Positions like these have attracted the notice of such leftists as the anti-nuclear activist David Krieger, founder of the Nuclear Age Peace Foundation and currently a member of IIP’s advisory board. The chairman of that advisory board is Norman Birnbaum, a socialist professor at Georgetown University who has also served as an advisor to the Congressional Progressive Caucus.
Birnbaum repeatedly espouses what may be described as IIP’s unofficial agenda: its hostility to Israel. In a June 2004 article published on the IIP website, for instance, Birnbaum claimed that the Iraq War was being orchestrated by a scheming, pro-Israel Jewish lobby. He added, however, that even in the absence of such a lobby, opponents of the U.S. military effort would do well to raise the specter of Jewish treachery. Reasoned Birnbaum:
“The difficulty is, even if there were no Israel lobby, the imperial party in the U.S. would remain in command. Indeed, that party could at any time disembarrass itself of the Israel lobby by raising the issue of the dual loyalty of American Jews—forcing the supporters of Israel on the defensive.”
In a 2003 missive titled “Open Letter to the British, Czech, Danish, Hungarian, Italian, Polish, Portuguese and Spanish Prime Ministers,” Birnbaum singled out for condemnation those countries that backed the U.S. military campaign in Iraq. The piece berated those governments for failing to appreciate what he described as “the threats to world security entailed in the increasing brutality of Israeli rule in Palestine.”
Birnbaum’s anti-Jewish and anti-Israel views are well within the mainstream at IIP. In an article on the IIP website titled “The Palestinian Cause: How to Achieve Peace,” Erwin Lanc attacks the United States for accepting Israel’s right to exist.
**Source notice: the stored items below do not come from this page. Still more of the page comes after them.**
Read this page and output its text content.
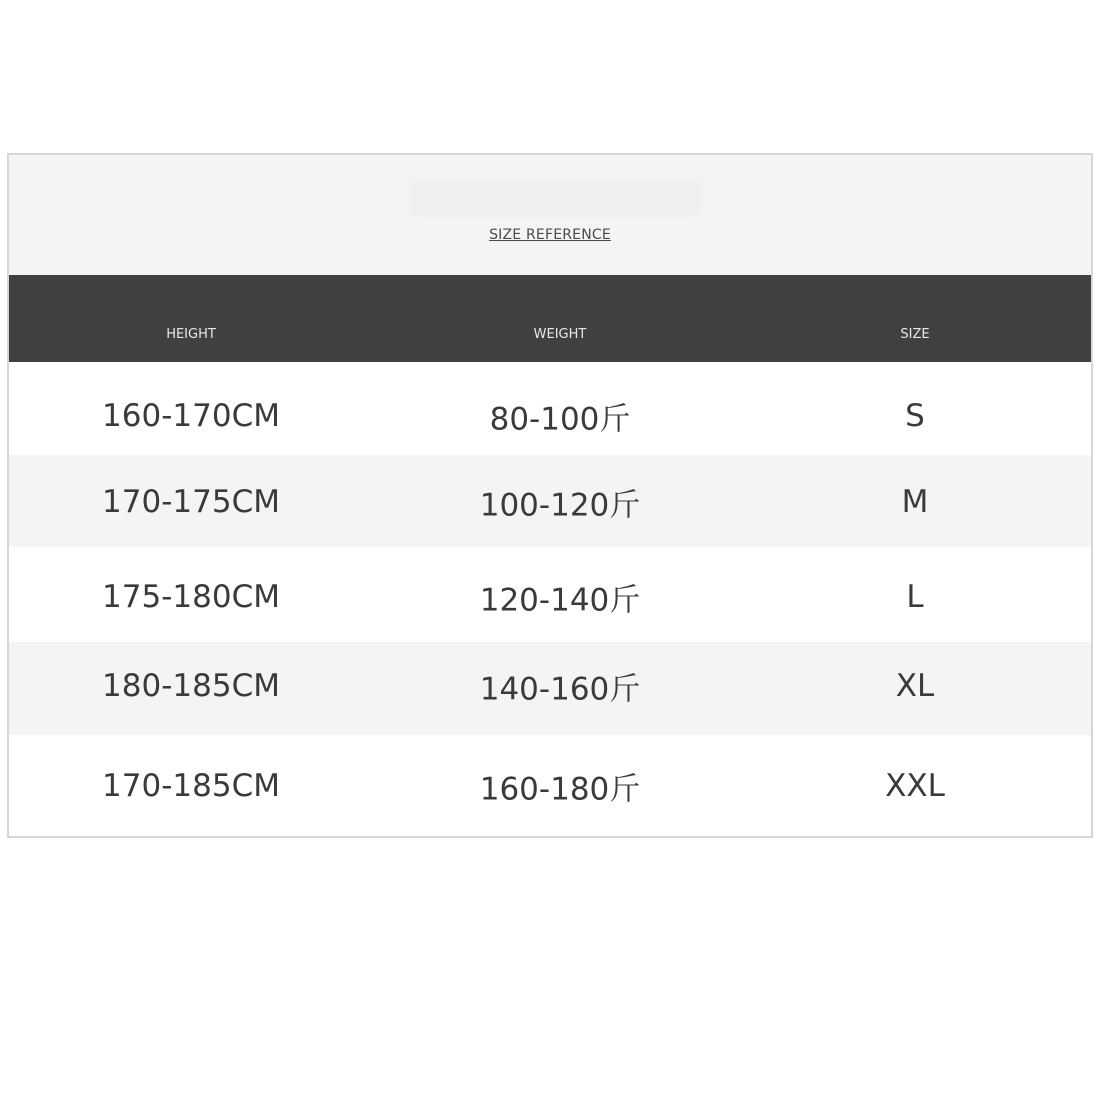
SIZE REFERENCE
HEIGHT	WEIGHT	SIZE
160-170CM	80-100斤	S
170-175CM	100-120斤	M
175-180CM	120-140斤	L
180-185CM	140-160斤	XL
170-185CM	160-180斤	XXL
His account of Israel’s founding includes the following assessment:
“The most important and unique motivation for a Jewish state were the violent persecutions (pogroms) of Jews in former czarist Russia, Poland and other east European states. Other motivations have included the rejection of Jewish endeavors at assimilation all over Europe, growing nationalism such as the unification of the German states, claims for ethnically-based nation-states among practically all nationalities in the former Austro-Hungarian Monarchy with the deliberate ostracizing of Zionism, etc.”
Absent from Lanc’s history is any mention of the Holocaust.
In a November 29, 2004 speech, Lanc spoke of the “legitimacy of Palestinian resistance” and denounced the “Israeli State terrorism [that began] by stealing land for illegal settlements in West Bank and Gaza.” He attributed the Jewish state’s alleged unwillingness to negotiate for peace to “the umbrella of U.S. support for Israel’s economy and army [with] billions of dollars every year, and U.S. veto power in the Security Council.” And he claimed, without evidence, that Arab countries had recently “expressed their readiness to recognize Israel if the Palestinians get their own state.”
IIP has been accorded consultative status at ECOSOC, which coordinates the work of 14 United Nations specialized agencies, and at UNESCO, which describes itself as “a laboratory of ideas and a standard-setter to forge universal agreements on emerging ethical issues.”
To disseminate its message as widely as possible, IIP sponsors symposiums where issues of world peace and economics are discussed. Moreover, it publishes books, papers, and a quarterly journal titled Peace and Security.